The Siege of Sevastopol took place on the Eastern Front of the Second World War. The campaign was fought by the Axis powers of Germany, Romania and Italy against the Soviet Union for control of Sevastopol, a port in Crimea on the Black Sea. On 22 June 1941 the Axis invaded the Soviet Union under Operation Barbarossa. The Axis land forces reached Crimea in the autumn, 1941, and overran the area. The only objective not in Axis hands was Sevastopol. Several attempts were made to secure the city in October and November 1941. A major attack was planned for late November, but bad weather and heavy rains delayed the Axis attack until 17 December 1941. Under the command of Erich von Manstein, the Axis forces were unable to capture Sevastopol in the first stage of operations. The Soviets launched an amphibious landing on the Crimean peninsula at Kerch in December 1941, to relieve the siege and force the Axis to divert forces to defend their gains. The operation saved Sevastopol for the time being, but the landing was checked and repulsed in May 1942.

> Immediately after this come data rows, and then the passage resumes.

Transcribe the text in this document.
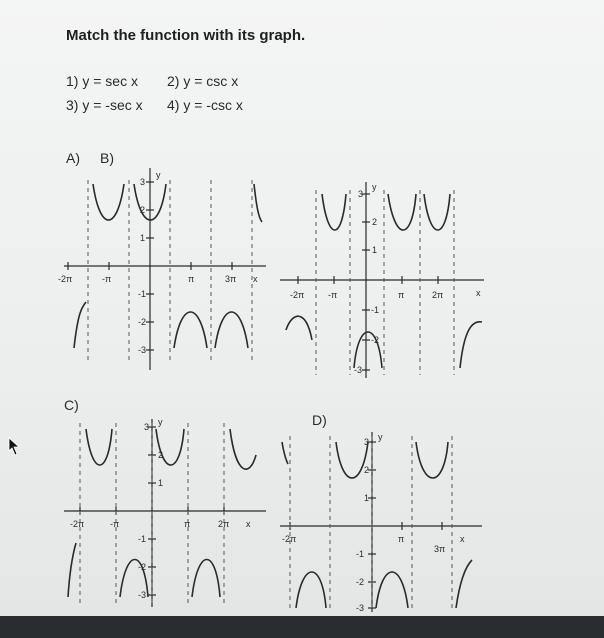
Match the function with its graph.
1) y = sec x 2) y = csc x
3) y = -sec x 4) y = -csc x
A) B)
C)
D)
-2π	-π	π	3π x
3
y
2
1
-1
-2
-3
-2π	-π	π	2π	x
3
y
2
1
-1
-2
-3
-2π	-π	π	2π x
3 y
2
1
-1
-2
-3
-2π	π
3π
x
3 y
2
1
-1
-2
-3
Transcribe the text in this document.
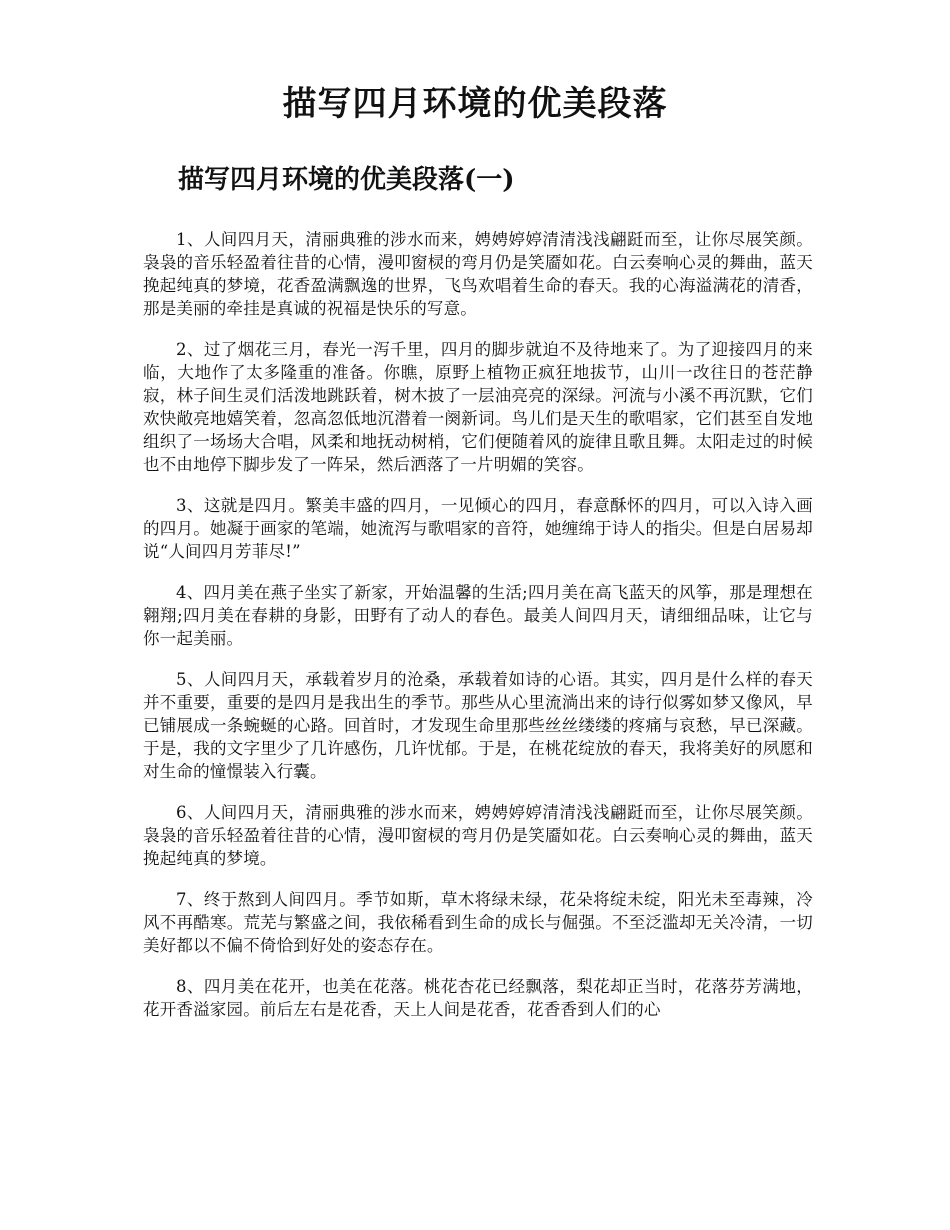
描写四月环境的优美段落
描写四月环境的优美段落(一)

1、人间四月天，清丽典雅的涉水而来，娉娉婷婷清清浅浅翩跹而至，让你尽展笑颜。袅袅的音乐轻盈着往昔的心情，漫叩窗棂的弯月仍是笑靥如花。白云奏响心灵的舞曲，蓝天挽起纯真的梦境，花香盈满飘逸的世界，飞鸟欢唱着生命的春天。我的心海溢满花的清香，那是美丽的牵挂是真诚的祝福是快乐的写意。

2、过了烟花三月，春光一泻千里，四月的脚步就迫不及待地来了。为了迎接四月的来临，大地作了太多隆重的准备。你瞧，原野上植物正疯狂地拔节，山川一改往日的苍茫静寂，林子间生灵们活泼地跳跃着，树木披了一层油亮亮的深绿。河流与小溪不再沉默，它们欢快敞亮地嬉笑着，忽高忽低地沉潜着一阕新词。鸟儿们是天生的歌唱家，它们甚至自发地组织了一场场大合唱，风柔和地抚动树梢，它们便随着风的旋律且歌且舞。太阳走过的时候也不由地停下脚步发了一阵呆，然后洒落了一片明媚的笑容。

3、这就是四月。繁美丰盛的四月，一见倾心的四月，春意酥怀的四月，可以入诗入画的四月。她凝于画家的笔端，她流泻与歌唱家的音符，她缠绵于诗人的指尖。但是白居易却说“人间四月芳菲尽!”

4、四月美在燕子坐实了新家，开始温馨的生活;四月美在高飞蓝天的风筝，那是理想在翱翔;四月美在春耕的身影，田野有了动人的春色。最美人间四月天，请细细品味，让它与你一起美丽。

5、人间四月天，承载着岁月的沧桑，承载着如诗的心语。其实，四月是什么样的春天并不重要，重要的是四月是我出生的季节。那些从心里流淌出来的诗行似雾如梦又像风，早已铺展成一条蜿蜒的心路。回首时，才发现生命里那些丝丝缕缕的疼痛与哀愁，早已深藏。于是，我的文字里少了几许感伤，几许忧郁。于是，在桃花绽放的春天，我将美好的夙愿和对生命的憧憬装入行囊。

6、人间四月天，清丽典雅的涉水而来，娉娉婷婷清清浅浅翩跹而至，让你尽展笑颜。袅袅的音乐轻盈着往昔的心情，漫叩窗棂的弯月仍是笑靥如花。白云奏响心灵的舞曲，蓝天挽起纯真的梦境。

7、终于熬到人间四月。季节如斯，草木将绿未绿，花朵将绽未绽，阳光未至毒辣，冷风不再酷寒。荒芜与繁盛之间，我依稀看到生命的成长与倔强。不至泛滥却无关冷清，一切美好都以不偏不倚恰到好处的姿态存在。

8、四月美在花开，也美在花落。桃花杏花已经飘落，梨花却正当时，花落芬芳满地，花开香溢家园。前后左右是花香，天上人间是花香，花香香到人们的心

At Sevastopol the Axis opted to conduct a siege until the summer, 1942, at which point they attacked the encircled Soviet forces by land, sea and air. On 2 June 1942, the Axis began their operation, codenamed Störfang (Sturgeon Catch). The Soviet Red Army and Black Sea Fleet held out for weeks under intense Axis bombardment. The German Air Force (Luftwaffe) played a vital part in the siege. The Luftwaffe made up for a shortage of Axis artillery, providing highly effective aerial bombardment in support of the ground forces. Finally, on the 4 July 1942, the remaining Soviet forces surrendered and the Axis seized the port. Both sides had suffered considerable losses during the siege.
With the Soviet forces neutralised, the Axis refocused their attention on the major summer campaign of that year, Operation Blue and the advance to the Caucasus oil fields.